Storm surges at Inverloch are actively eroding the coast. Roads and lifesaving towers have been threatened and some severely undermined. Friends of the Earth Act on Climate campaigner Lee Ewebank recently visited the area with Victorian Minister for Climate Change Lily D’Ambrosio and saw “an emerging frontline of the crisis—to survey dramatic coastal erosion from intensifying storm surges and rising sea levels.” He wrote of his trip here and the following quotes are from Lee’s article.
The visit followed closely on an ABC News Report with local citizen scientist Aileen Vening. She noted that “It’s a relief that what I’ve been recording and talking about for several years is now finding a wider audience,” and “Unfortunately it has taken the loss of such huge amounts of sand, which means infrastructure is under threat, to make authorities act…This delay has made it so much more difficult and costly to make action effective.” Since 2012 Vening has “documented 36 metres of erosion” – presumably horizontal coastal retreat.
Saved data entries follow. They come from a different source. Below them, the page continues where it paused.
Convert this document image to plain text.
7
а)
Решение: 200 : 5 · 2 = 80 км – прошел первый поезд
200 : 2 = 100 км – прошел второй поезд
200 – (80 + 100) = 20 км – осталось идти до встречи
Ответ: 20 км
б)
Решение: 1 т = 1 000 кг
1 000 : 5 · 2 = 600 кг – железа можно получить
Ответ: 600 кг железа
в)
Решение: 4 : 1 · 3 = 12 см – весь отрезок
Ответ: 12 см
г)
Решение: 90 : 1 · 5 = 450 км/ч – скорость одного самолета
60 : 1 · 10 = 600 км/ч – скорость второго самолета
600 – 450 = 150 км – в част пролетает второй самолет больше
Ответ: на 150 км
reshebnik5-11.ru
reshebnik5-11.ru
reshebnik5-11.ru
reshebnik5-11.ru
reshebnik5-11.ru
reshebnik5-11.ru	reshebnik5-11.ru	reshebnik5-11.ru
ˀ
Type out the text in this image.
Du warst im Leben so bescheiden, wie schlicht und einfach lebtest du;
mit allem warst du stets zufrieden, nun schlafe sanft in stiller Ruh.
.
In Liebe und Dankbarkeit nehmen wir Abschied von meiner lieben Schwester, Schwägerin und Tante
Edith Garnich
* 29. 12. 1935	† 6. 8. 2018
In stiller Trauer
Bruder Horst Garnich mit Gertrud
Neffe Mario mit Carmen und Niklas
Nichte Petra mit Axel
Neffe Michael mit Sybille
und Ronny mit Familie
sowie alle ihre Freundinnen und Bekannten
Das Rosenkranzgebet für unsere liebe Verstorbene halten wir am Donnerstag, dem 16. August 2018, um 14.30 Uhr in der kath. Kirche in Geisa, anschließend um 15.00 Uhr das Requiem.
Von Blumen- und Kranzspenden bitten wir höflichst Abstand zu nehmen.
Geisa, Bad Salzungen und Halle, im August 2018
There is a need to elaborate on certain aspects of this. Storm surge as opposed to a gradual but evenly increasing sea level rise is almost certainly the way humans will experience this phenomenon. Further the sand the storm surges remove may be deposited offshore or possibly at other places along the coast leading to an accretion of sand elsewhere.
The natural sea level rise that occurred in Bass Strait from the end of the last ice age till about 6000 years ago saw the sea level rise on average a metre every 100 years for over 12,000 years. Now with human caused warming the sea level rise may be even more rapid than this though at the moment it is still only 3-4 mm per annum. The predictions of sea level rise vary widely and range from about 30cm to approaching 2 metres by 2100.
Another aspect concerning coastal retreat is the not well known and controversial. Bruun’s rule predicts that coastlines will retreat by about 50 times each unit of sea level rise. That would indicate with a sea level rise of about a metre the coast would retreat 50 metres. The current rapid retreat of the coast reinforces this and if it proceeded at the same pace for next 70 – 80 years the coastline would at least be a further 200m inland.
Which leads us to another aspect of this complex situation. The last time greenhouse gases were this high was 3 million years ago. Then the sea level was approximately 25 metres higher than it is now. Unless there is a rapid drawdown of these gases sea levels will rise inexorably until they reach this level perhaps in a thousand years, or with catastrophic change far less. Amongst the large list of urgently needed actions is a long term, planned, orderly retreat from the vulnerable coast.